Automated test tools like Jenkins can be integrated into the code review and merge workflows described earlier paragraphs. Whenever a contribution is accepted, a new version can be built and a series of automated tests can be run against it. Tools like Jenkins will then provide developers and the QA staff with detailed information on test results. Results from the test tool can even be used to vote to accept or reject contributions, as part of the code review workflow.

Automated test tools can provide detailed information on test results, and even vote to accept or reject contributions.

jenkins ci

Managing the impact of on-demand continuous integration is a logistical challenge for the version management service. Perforce addresses this challenge by providing flexible configurations of proxies and replicas to meet a variety of build demands.

supporting ci

In the earlier paragraphs,  some of the shortcomings of Scrum, such as lack of techniques to coordinate teams, assumptions about co-located teams and fixed release cycles that are unrealistic for many organizations, and a tendency to spend too much time in planning and coordination meetings was covered.

Continuous, iterative development is supported for different workflow methodology employed.

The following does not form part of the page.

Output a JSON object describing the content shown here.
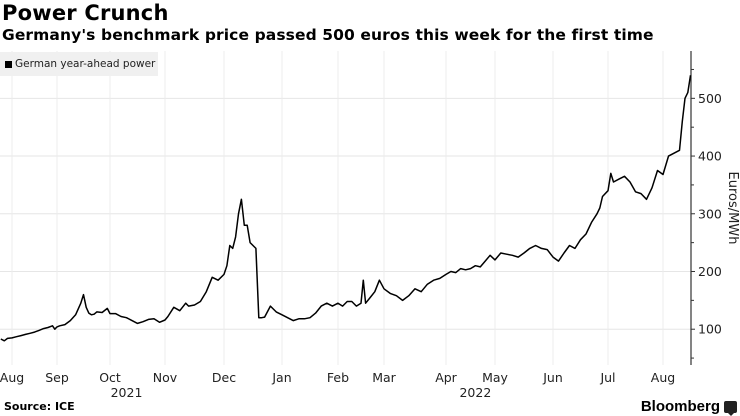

With Perforce,  can:

  • Build and confirm your work from a private workspace before submitting your code
  • Execute automated builds and tests on specific branches upon check-in
  • Improve the quality of software and delivery time to market
  • Popular continuous integration tools, like Electric Commander from Electric Cloud, Parabuild from Viewtier, and Anthill Pro from UrbanCode, all support their own integrations with Perforce.

 A Scalable Agile process framework featuring the following was outlined:

  • A single prioritized backlog for all teams, so high-priority tasks always receive immediate attention.
  • Kanban processes with WIP limits, so teams don’t have to spend a lot of time in release planning, and to ensure that individual tasks are completed as quickly as possible.
  • On-demand resources, so each team can build and test its own contributions quickly and avoid making the QA lab a bottleneck.
  • A code review process that allows designated reviewers to accept or reject a large number of code submissions.
  • A “take what’s ready” approach to releases, so organizations could provide new functionality as frequently as required by customer needs and expectations.

The processes and tools that could facilitate Scalable Agile was discussed. These include online Agile planning tools, online collaboration, global code management, decentralized code management, ScrumBan processes, tools for on-demand merging and testing by contributors, code review workflows, stream-based tools for managing multiple releases and custom versions, and continuous integration tools provided in the cloud.

While the journey to Scalable Agile may be a long one, each of the steps down the path provides immediate benefits. The growing development groups consider:

  • Implementing ScrumBan, to start moving toward lean methods.
  • Deploying online planning and collaboration tools, to improve the effectiveness of distributed teams and contributors.
  • Deploying advanced code management platforms, to support distributed development and manage multiple releases and versions.
  • Begin investing in Continuous Integration and on-demand build and test systems.
  • Adjust the dial on continuous delivery gradually, to allow time for all your teams to adjust.